A major difference between Go 1 and Go 2 is who is going to influence the design and how decisions are made. Go 1 was a small team effort with modest outside influence; Go 2 will be much more community-driven. After almost 10 years of exposure, we have learned a lot about the language and libraries that we didn’t know in the beginning, and that was only possible through feedback from the Go community.
The Go team s revealing some things about the future of the programming language.
Go is a good language for small projects or new devs. Beyond these, it is just painful to use. I hope with with Go 2, the language would actually gain some advanced features (generics for one) and not be held back by Rob Pike and others.
While one might argue there is stuff like Rust for those seeking cutting edge features. Tooling is a very important part of a language ecosystem for it to thrive. F# for example, may seem dead in the water to some, but the tooling is unrivaled due to the available options (from MS, as well as JetBrains).
Generics are a huge problem. absolute value, min, max are super annoying.
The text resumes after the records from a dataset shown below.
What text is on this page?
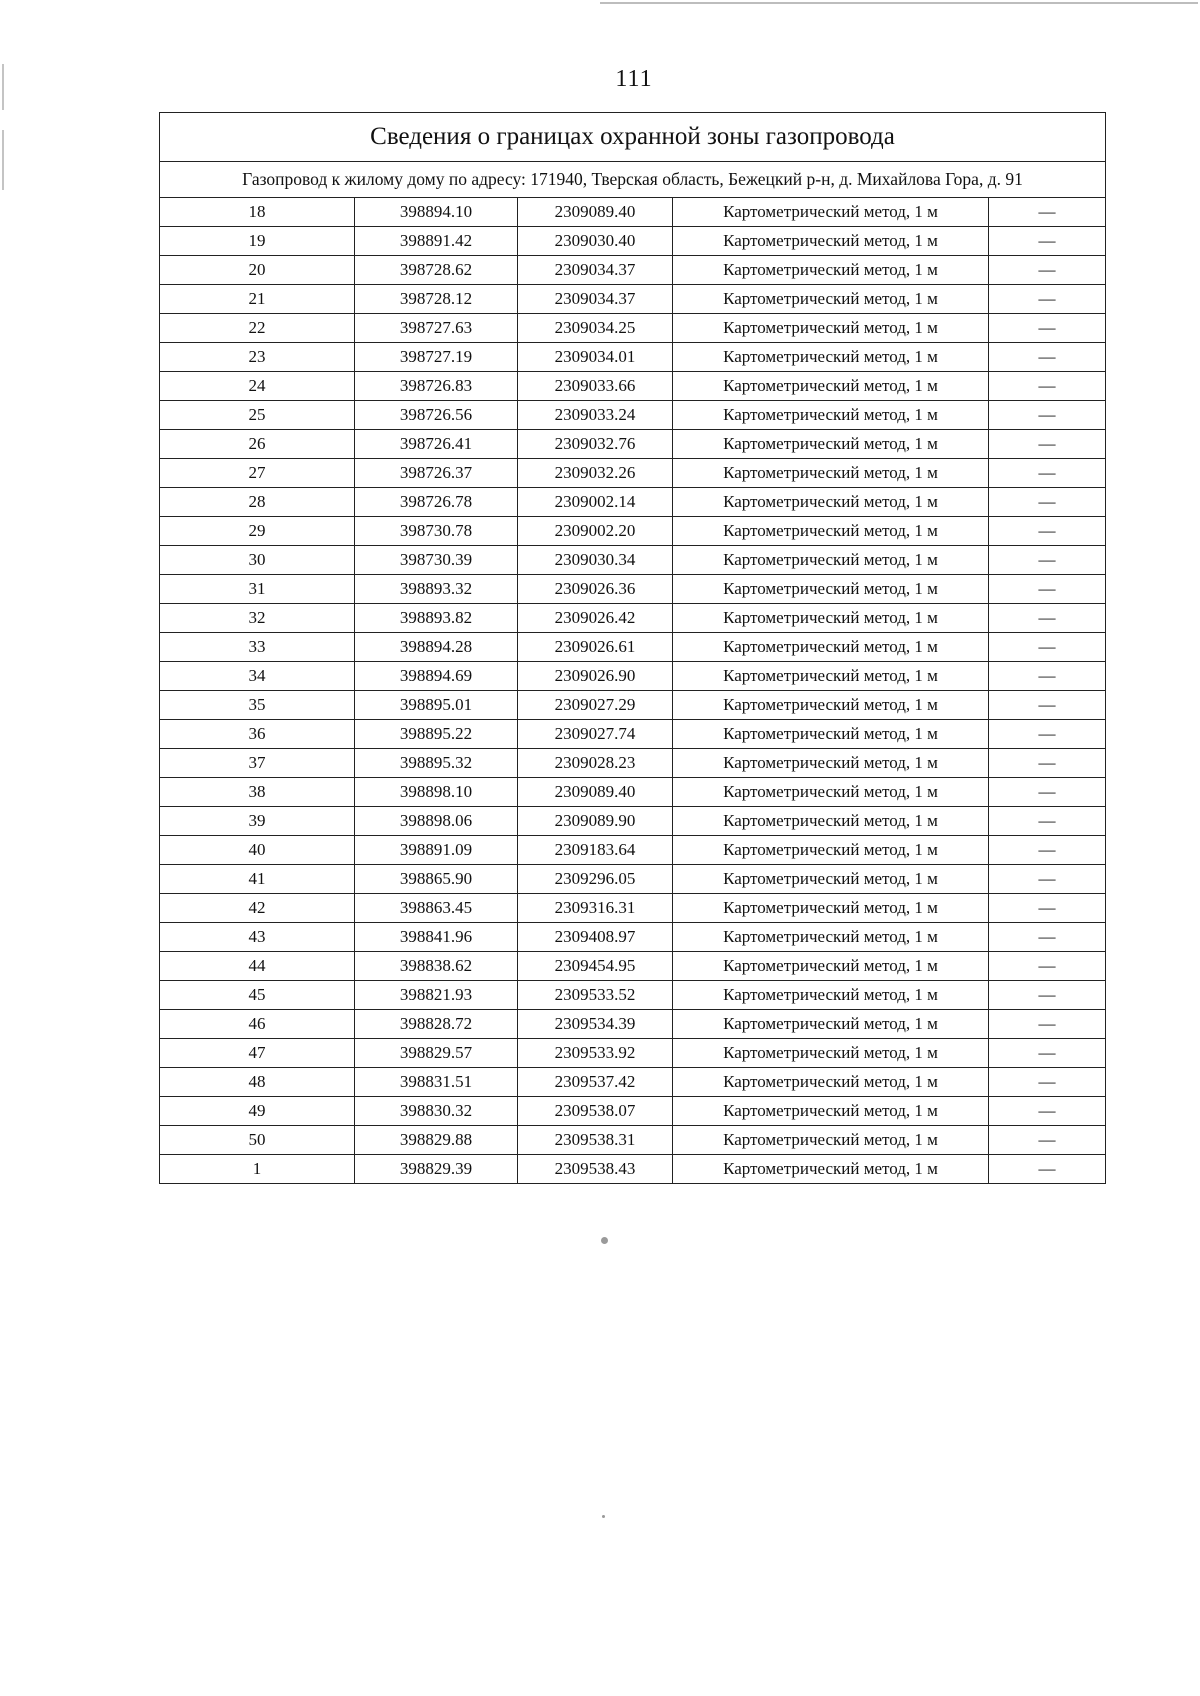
111
Сведения о границах охранной зоны газопровода				
Газопровод к жилому дому по адресу: 171940, Тверская область, Бежецкий р-н, д. Михайлова Гора, д. 91				
18	398894.10	2309089.40	Картометрический метод, 1 м	—
19	398891.42	2309030.40	Картометрический метод, 1 м	—
20	398728.62	2309034.37	Картометрический метод, 1 м	—
21	398728.12	2309034.37	Картометрический метод, 1 м	—
22	398727.63	2309034.25	Картометрический метод, 1 м	—
23	398727.19	2309034.01	Картометрический метод, 1 м	—
24	398726.83	2309033.66	Картометрический метод, 1 м	—
25	398726.56	2309033.24	Картометрический метод, 1 м	—
26	398726.41	2309032.76	Картометрический метод, 1 м	—
27	398726.37	2309032.26	Картометрический метод, 1 м	—
28	398726.78	2309002.14	Картометрический метод, 1 м	—
29	398730.78	2309002.20	Картометрический метод, 1 м	—
30	398730.39	2309030.34	Картометрический метод, 1 м	—
31	398893.32	2309026.36	Картометрический метод, 1 м	—
32	398893.82	2309026.42	Картометрический метод, 1 м	—
33	398894.28	2309026.61	Картометрический метод, 1 м	—
34	398894.69	2309026.90	Картометрический метод, 1 м	—
35	398895.01	2309027.29	Картометрический метод, 1 м	—
36	398895.22	2309027.74	Картометрический метод, 1 м	—
37	398895.32	2309028.23	Картометрический метод, 1 м	—
38	398898.10	2309089.40	Картометрический метод, 1 м	—
39	398898.06	2309089.90	Картометрический метод, 1 м	—
40	398891.09	2309183.64	Картометрический метод, 1 м	—
41	398865.90	2309296.05	Картометрический метод, 1 м	—
42	398863.45	2309316.31	Картометрический метод, 1 м	—
43	398841.96	2309408.97	Картометрический метод, 1 м	—
44	398838.62	2309454.95	Картометрический метод, 1 м	—
45	398821.93	2309533.52	Картометрический метод, 1 м	—
46	398828.72	2309534.39	Картометрический метод, 1 м	—
47	398829.57	2309533.92	Картометрический метод, 1 м	—
48	398831.51	2309537.42	Картометрический метод, 1 м	—
49	398830.32	2309538.07	Картометрический метод, 1 м	—
50	398829.88	2309538.31	Картометрический метод, 1 м	—
1	398829.39	2309538.43	Картометрический метод, 1 м	—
I despise that go has special (gimmicky) syntax for threading when it would be far more appropriate to have an api just like everything else. Threading isn’t that special, certainly not special enough to force me to have to rifle through special syntax all the time just to do simple stuff. I find closures very annoying and anti readable as well. A couple of simple places where c++ does it better.
A shame I run into people who think go can replace c++. That way is madness and trying to squeeze performance ends up needing to work around lots of stuff in the language, INCLUDING the garbage collection thing, and end up having to track memory and resource usage anyways.
Edited 2018-12-01 20:23 UTC
My company is now in the process of removing all go code. We tried adopting it and found some interesting improvements over other languages, but the attitudes within the core of the community are simply untenable, and the improvements were minor at best. One prominent developer, bradfitz, has an especially toxic approach and will continue to hold this language back until he either changes his ways or leaves the project. Even then, it is impossible to draw any kind of line between its community and google as a corporation.
Too bad, so sad. Long live rust and python.
What does Python have to do with anything? We are talking modern C++ replacements here. Rust is indeed comparable, as is Swift, .NET CoreRT and Julia, to name the most promising off the top of my head.